The Rutbah city council presented the renovation idea to the CA Team in July, and the Marines then met with a special-projects committee from the city council to outline the scope of work.  Local Iraqi contractors were brought in to bid on the project, and a decision was made based on the contractors’ cost estimates and their professional reputations. 

Alldridge explained that the funding for the project came from the commander’s emergency response program, managed by the I Marine Expeditionary Force. 

Because the $92,000 price tag for the renovations exceeded the $50,000 ceiling for minor projects, it had to be personally approved by Maj. Gen. Martin Post, the I MEF deputy commanding general. 

“This really is a good use of the CERP funds,” said Alldridge.  “First off, it is an idea from the local government, and it is what the people want.  This project will directly benefit the populace, as this will be a consolidated place to bring their animals to slaughter.”
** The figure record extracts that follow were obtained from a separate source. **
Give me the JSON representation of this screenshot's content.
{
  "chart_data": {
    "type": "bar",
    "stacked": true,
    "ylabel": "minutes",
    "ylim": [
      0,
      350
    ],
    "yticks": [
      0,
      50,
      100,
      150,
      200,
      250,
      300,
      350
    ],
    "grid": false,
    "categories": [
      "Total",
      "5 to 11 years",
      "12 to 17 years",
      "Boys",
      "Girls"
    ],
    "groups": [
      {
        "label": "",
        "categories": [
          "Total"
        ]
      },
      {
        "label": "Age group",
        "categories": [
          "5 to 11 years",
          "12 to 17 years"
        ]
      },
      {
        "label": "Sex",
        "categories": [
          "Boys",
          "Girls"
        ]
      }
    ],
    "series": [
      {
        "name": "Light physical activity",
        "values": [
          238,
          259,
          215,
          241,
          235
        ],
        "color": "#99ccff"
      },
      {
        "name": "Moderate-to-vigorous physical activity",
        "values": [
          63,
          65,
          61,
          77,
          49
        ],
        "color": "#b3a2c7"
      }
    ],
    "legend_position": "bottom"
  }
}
The processing plant has been closed for about 15 years, according to Hashim Mohammed Ali, the local contractor who won the bid for the work.  The citizens of Rutbah have been killing their animals in the street near the market and hanging the meat on hooks in the open air.  The blood and remains left in the street, as well as the meat left to rot in the heat, has created serious public health risks.  The new processing facility will address this issue when it is complete in the next few months.  Furthermore, it will also be a boon to the town’s economy.

“This will bring in a lot of jobs,” explained Alldridge.  “Veterinary staff will inspect the animals.  Butchers will be employed full-time to slaughter them.  Laborers will clean the place daily and remove remains.  Drivers will take meat from refrigerators to the market in refrigerated trucks.  That’s a lot of jobs for a city struggling with unemployment.”
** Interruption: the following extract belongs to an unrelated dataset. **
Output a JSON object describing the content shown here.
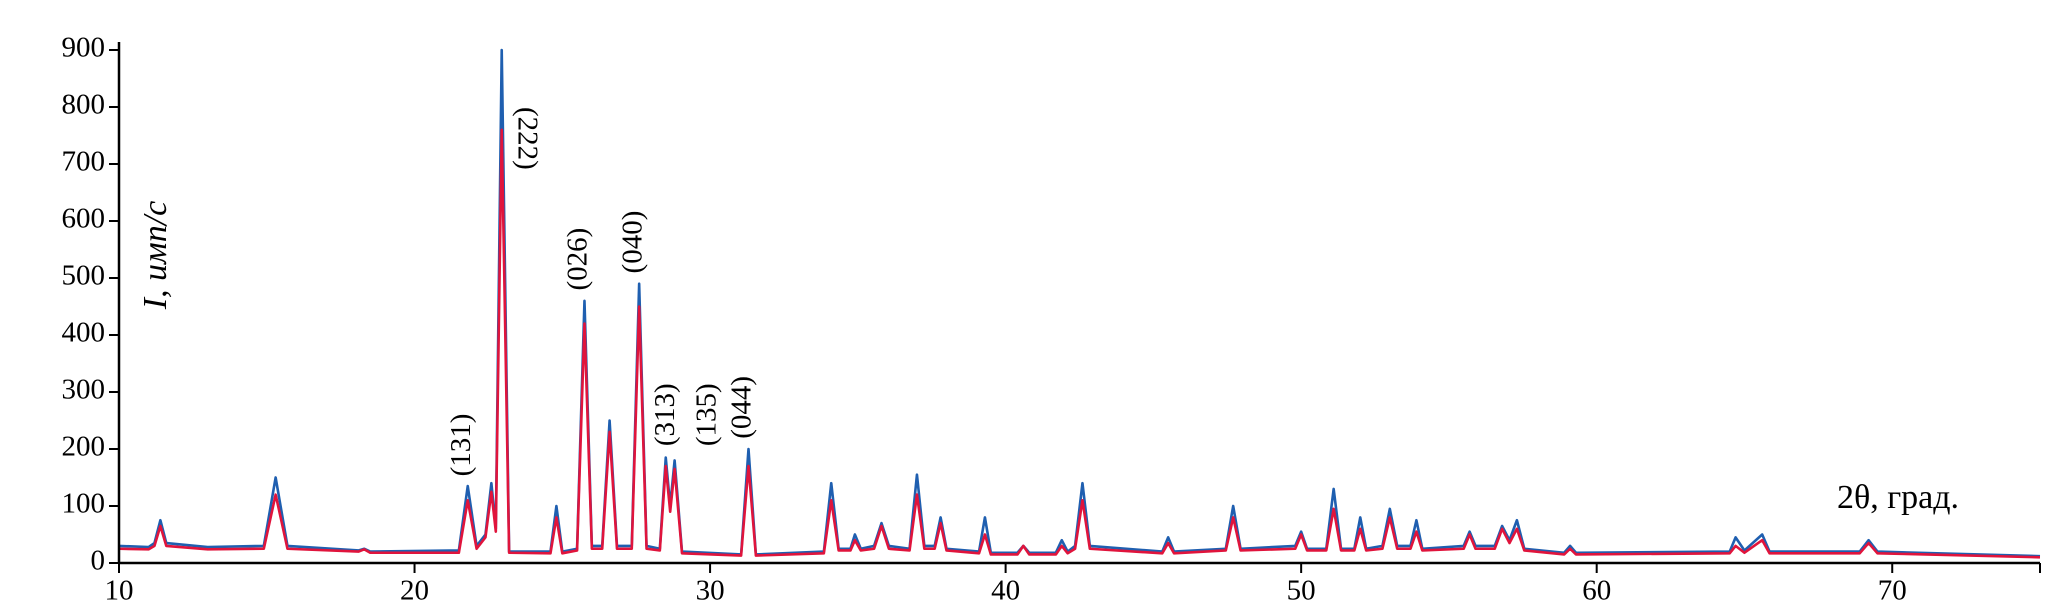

Because of Rutbah’s location on a key thoroughfare through the country, the modern meat-processing plant may also attract much-needed outside business, as well.

Coalition forces turned over security responsibilities for Anbar province to Iraqis on Sept. 1.  The economic development of Rutbah, and many towns like it, will likely have key strategic implications in the future of the fledgling Iraqi democracy.